The RSL usually has traditionally put on a ‘gun fire’ breakfast which was cooked by the ladies and wives of the Second World War veterans. We have been commenting over recent years about how elderly they have become. They must have felt the same way as today the breakfast was put on by the local Rotary Club. Many thanks to them for their public service. Jill and I didn’t stay for long as few of the men that I know were there this morning . Some were away at other reunions and others just couldn’t make it.

Instead, we went down to a local cafe where we ran into Paul McCrohan. He is an old Comrade in Arms and our children were all at school together. I actually knew a few other people in the cafe, so breakfast turned out to be something of another reunion.

Later in the morning, Jill drove me into the city where I met up with others who had served in my unit in Vietnam and then lined up to wait for our time to march off.
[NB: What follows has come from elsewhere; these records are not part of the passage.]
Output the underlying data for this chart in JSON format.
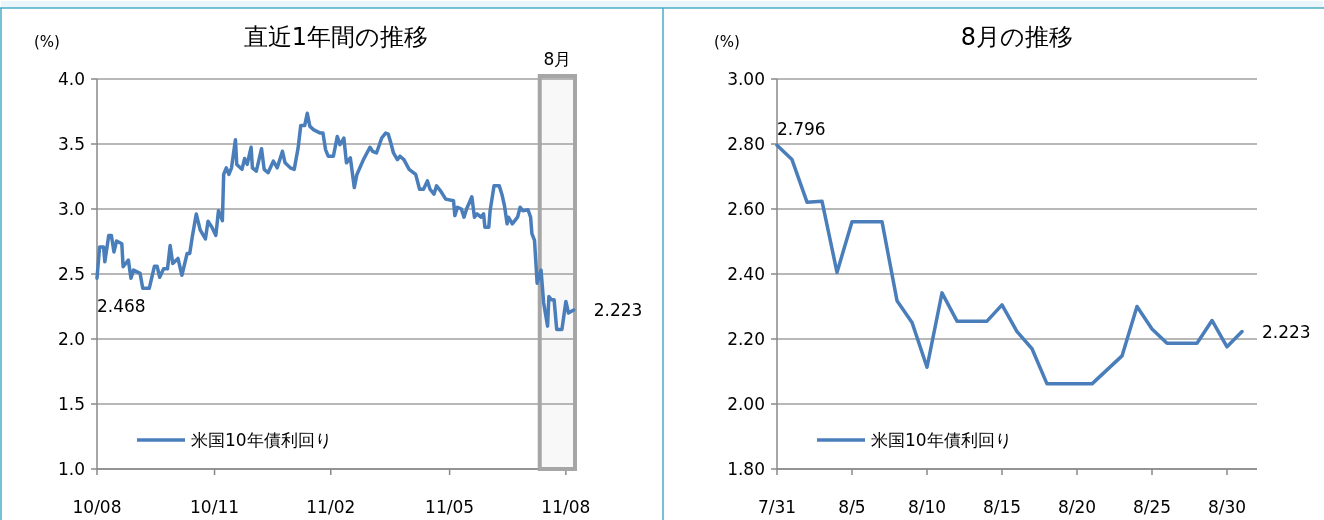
{
  "chart_data": [
    {
      "type": "line",
      "title": "直近1年間の推移",
      "ylabel": "(%)",
      "x": [
        "2010-08-31",
        "2010-09-02",
        "2010-09-05",
        "2010-09-06",
        "2010-09-09",
        "2010-09-11",
        "2010-09-13",
        "2010-09-15",
        "2010-09-19",
        "2010-09-20",
        "2010-09-24",
        "2010-09-26",
        "2010-09-28",
        "2010-10-03",
        "2010-10-05",
        "2010-10-10",
        "2010-10-14",
        "2010-10-16",
        "2010-10-18",
        "2010-10-21",
        "2010-10-24",
        "2010-10-26",
        "2010-10-28",
        "2010-11-01",
        "2010-11-04",
        "2010-11-08",
        "2010-11-10",
        "2010-11-12",
        "2010-11-15",
        "2010-11-18",
        "2010-11-22",
        "2010-11-24",
        "2010-11-27",
        "2010-11-30",
        "2010-12-02",
        "2010-12-05",
        "2010-12-06",
        "2010-12-08",
        "2010-12-10",
        "2010-12-12",
        "2010-12-15",
        "2010-12-16",
        "2010-12-20",
        "2010-12-22",
        "2010-12-24",
        "2010-12-27",
        "2010-12-28",
        "2010-12-31",
        "2011-01-04",
        "2011-01-06",
        "2011-01-09",
        "2011-01-13",
        "2011-01-16",
        "2011-01-20",
        "2011-01-22",
        "2011-01-26",
        "2011-01-29",
        "2011-02-01",
        "2011-02-03",
        "2011-02-06",
        "2011-02-08",
        "2011-02-10",
        "2011-02-13",
        "2011-02-18",
        "2011-02-20",
        "2011-02-22",
        "2011-02-24",
        "2011-02-28",
        "2011-03-03",
        "2011-03-05",
        "2011-03-06",
        "2011-03-08",
        "2011-03-10",
        "2011-03-13",
        "2011-03-16",
        "2011-03-18",
        "2011-03-23",
        "2011-03-28",
        "2011-03-30",
        "2011-04-02",
        "2011-04-06",
        "2011-04-09",
        "2011-04-11",
        "2011-04-13",
        "2011-04-15",
        "2011-04-18",
        "2011-04-20",
        "2011-04-23",
        "2011-04-27",
        "2011-05-02",
        "2011-05-05",
        "2011-05-08",
        "2011-05-11",
        "2011-05-13",
        "2011-05-16",
        "2011-05-18",
        "2011-05-21",
        "2011-05-25",
        "2011-05-31",
        "2011-06-01",
        "2011-06-03",
        "2011-06-06",
        "2011-06-08",
        "2011-06-10",
        "2011-06-14",
        "2011-06-16",
        "2011-06-18",
        "2011-06-21",
        "2011-06-23",
        "2011-06-24",
        "2011-06-27",
        "2011-06-28",
        "2011-07-01",
        "2011-07-05",
        "2011-07-07",
        "2011-07-09",
        "2011-07-11",
        "2011-07-12",
        "2011-07-15",
        "2011-07-19",
        "2011-07-21",
        "2011-07-23",
        "2011-07-27",
        "2011-07-29",
        "2011-07-30",
        "2011-08-01",
        "2011-08-03",
        "2011-08-06",
        "2011-08-08",
        "2011-08-11",
        "2011-08-12",
        "2011-08-14",
        "2011-08-16",
        "2011-08-18",
        "2011-08-22",
        "2011-08-25",
        "2011-08-27",
        "2011-08-31"
      ],
      "series": [
        {
          "name": "米国10年債利回り",
          "color": "#4a7ebb",
          "values": [
            2.468,
            2.708,
            2.708,
            2.594,
            2.797,
            2.797,
            2.67,
            2.754,
            2.733,
            2.556,
            2.607,
            2.467,
            2.53,
            2.505,
            2.39,
            2.39,
            2.56,
            2.56,
            2.475,
            2.54,
            2.54,
            2.72,
            2.58,
            2.62,
            2.49,
            2.657,
            2.657,
            2.789,
            2.962,
            2.84,
            2.77,
            2.906,
            2.86,
            2.797,
            2.987,
            2.91,
            3.266,
            3.317,
            3.266,
            3.317,
            3.533,
            3.343,
            3.305,
            3.388,
            3.343,
            3.475,
            3.317,
            3.292,
            3.464,
            3.305,
            3.279,
            3.368,
            3.317,
            3.444,
            3.355,
            3.317,
            3.305,
            3.47,
            3.642,
            3.642,
            3.736,
            3.635,
            3.609,
            3.584,
            3.584,
            3.457,
            3.406,
            3.406,
            3.558,
            3.495,
            3.508,
            3.546,
            3.355,
            3.393,
            3.165,
            3.266,
            3.38,
            3.475,
            3.444,
            3.431,
            3.546,
            3.584,
            3.576,
            3.508,
            3.431,
            3.38,
            3.406,
            3.38,
            3.305,
            3.266,
            3.152,
            3.152,
            3.216,
            3.152,
            3.114,
            3.178,
            3.14,
            3.076,
            3.063,
            2.949,
            3.013,
            3.0,
            2.937,
            3.0,
            3.094,
            2.937,
            2.962,
            2.937,
            2.962,
            2.86,
            2.86,
            2.987,
            3.178,
            3.178,
            3.114,
            3.025,
            2.886,
            2.937,
            2.886,
            2.937,
            3.013,
            2.987,
            2.994,
            2.937,
            2.81,
            2.759,
            2.429,
            2.53,
            2.277,
            2.099,
            2.327,
            2.302,
            2.302,
            2.074,
            2.074,
            2.289,
            2.2,
            2.223
          ]
        }
      ],
      "xlim": [
        "2010-08-31",
        "2011-09-01"
      ],
      "xticks": [
        {
          "value": "2010-08-31",
          "label": "10/08"
        },
        {
          "value": "2010-11-29",
          "label": "10/11"
        },
        {
          "value": "2011-02-26",
          "label": "11/02"
        },
        {
          "value": "2011-05-28",
          "label": "11/05"
        },
        {
          "value": "2011-08-25",
          "label": "11/08"
        }
      ],
      "ylim": [
        1,
        4
      ],
      "yticks": [
        {
          "value": 1,
          "label": "1.0"
        },
        {
          "value": 1.5,
          "label": "1.5"
        },
        {
          "value": 2,
          "label": "2.0"
        },
        {
          "value": 2.5,
          "label": "2.5"
        },
        {
          "value": 3,
          "label": "3.0"
        },
        {
          "value": 3.5,
          "label": "3.5"
        },
        {
          "value": 4,
          "label": "4.0"
        }
      ],
      "grid": "y",
      "legend": "bottom left",
      "marker": "none",
      "line_style": "solid",
      "bands": [
        {
          "axis": "x",
          "from": "2011-08-05",
          "to": "2011-09-01",
          "label": "8月",
          "color": "#a6a6a6"
        }
      ],
      "annotations": [
        {
          "text": "2.468",
          "x": "2010-08-31",
          "y": 2.468
        },
        {
          "text": "2.223",
          "x": "2011-08-31",
          "y": 2.223
        }
      ]
    },
    {
      "type": "line",
      "title": "8月の推移",
      "ylabel": "(%)",
      "x": [
        "--07-31",
        "--08-01",
        "--08-02",
        "--08-03",
        "--08-04",
        "--08-05",
        "--08-07",
        "--08-08",
        "--08-09",
        "--08-10",
        "--08-11",
        "--08-12",
        "--08-14",
        "--08-15",
        "--08-16",
        "--08-17",
        "--08-18",
        "--08-21",
        "--08-23",
        "--08-24",
        "--08-25",
        "--08-26",
        "--08-28",
        "--08-29",
        "--08-30",
        "--08-31"
      ],
      "series": [
        {
          "name": "米国10年債利回り",
          "color": "#4a7ebb",
          "values": [
            2.796,
            2.752,
            2.621,
            2.624,
            2.405,
            2.561,
            2.561,
            2.318,
            2.251,
            2.113,
            2.342,
            2.255,
            2.255,
            2.305,
            2.223,
            2.17,
            2.062,
            2.062,
            2.148,
            2.3,
            2.231,
            2.187,
            2.187,
            2.257,
            2.176,
            2.223
          ]
        }
      ],
      "xlim": [
        "--07-31",
        "--09-01"
      ],
      "xticks": [
        {
          "value": "--07-31",
          "label": "7/31"
        },
        {
          "value": "--08-05",
          "label": "8/5"
        },
        {
          "value": "--08-10",
          "label": "8/10"
        },
        {
          "value": "--08-15",
          "label": "8/15"
        },
        {
          "value": "--08-20",
          "label": "8/20"
        },
        {
          "value": "--08-25",
          "label": "8/25"
        },
        {
          "value": "--08-30",
          "label": "8/30"
        }
      ],
      "ylim": [
        1.8,
        3.0
      ],
      "yticks": [
        {
          "value": 1.8,
          "label": "1.80"
        },
        {
          "value": 2.0,
          "label": "2.00"
        },
        {
          "value": 2.2,
          "label": "2.20"
        },
        {
          "value": 2.4,
          "label": "2.40"
        },
        {
          "value": 2.6,
          "label": "2.60"
        },
        {
          "value": 2.8,
          "label": "2.80"
        },
        {
          "value": 3.0,
          "label": "3.00"
        }
      ],
      "grid": "y",
      "legend": "bottom left",
      "marker": "none",
      "line_style": "solid",
      "annotations": [
        {
          "text": "2.796",
          "x": "--07-31",
          "y": 2.796
        },
        {
          "text": "2.223",
          "x": "--08-31",
          "y": 2.223
        }
      ]
    }
  ]
}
We were very late as apparently one of the old diggers had suffered a heart attack during the march and it was stopped for about half an hour while the medics assisted him. I guess it is not the done thing to continue the march and have people step over a person who is lying ill on the ground! This extra time gave me a good chance to catch up with a few other people who i rarely see and have a chat with them before we all went to join our separate units.

Marchg

A great source of satisfaction for me over the last couple of years is to have Jill, Cathy and my two grand daughters (Audrey and Violet) come and watch the march. Together, they form a really neat ‘cheer squad’.  They also joined us for lunch which we hold at the Emerald Hotel. Our numbers were down considerably this year as one of our number is in hospital and others are away. However the people at the Emerald Hotel in South Melbourne put on a good meal and looked after us very well.

In my early years of marching, I would have gone on to another reunion and then probably have stopped off for a final drink in the city. We are all now too old to party on like that any more and it was nice just to be home early after a very early start and a walk that probably totalled 5 kilometres.

3 comments

  1. 'Trina Bruce · ·

    Rob watched with “envy”. The silence at the “Gee” was deafening, really amazing when you can silence 91500 people. Very moving too.

  2. john buchanan · ·

    onya bruce

  3. Pamela Saunders · ·

    While Anzac Day is day for serious reflection and quiet contemplation it is great to see that the services and reunions with family hold continuous meaning and pleasure for you Bruce. As you mention the commemorations and services of the day have grown in recent years with
    the numbers of young citizens who wish to mark their respect for those who fought for the incredible freedoms we share in Australia and much of the democratic world. A lovely photo.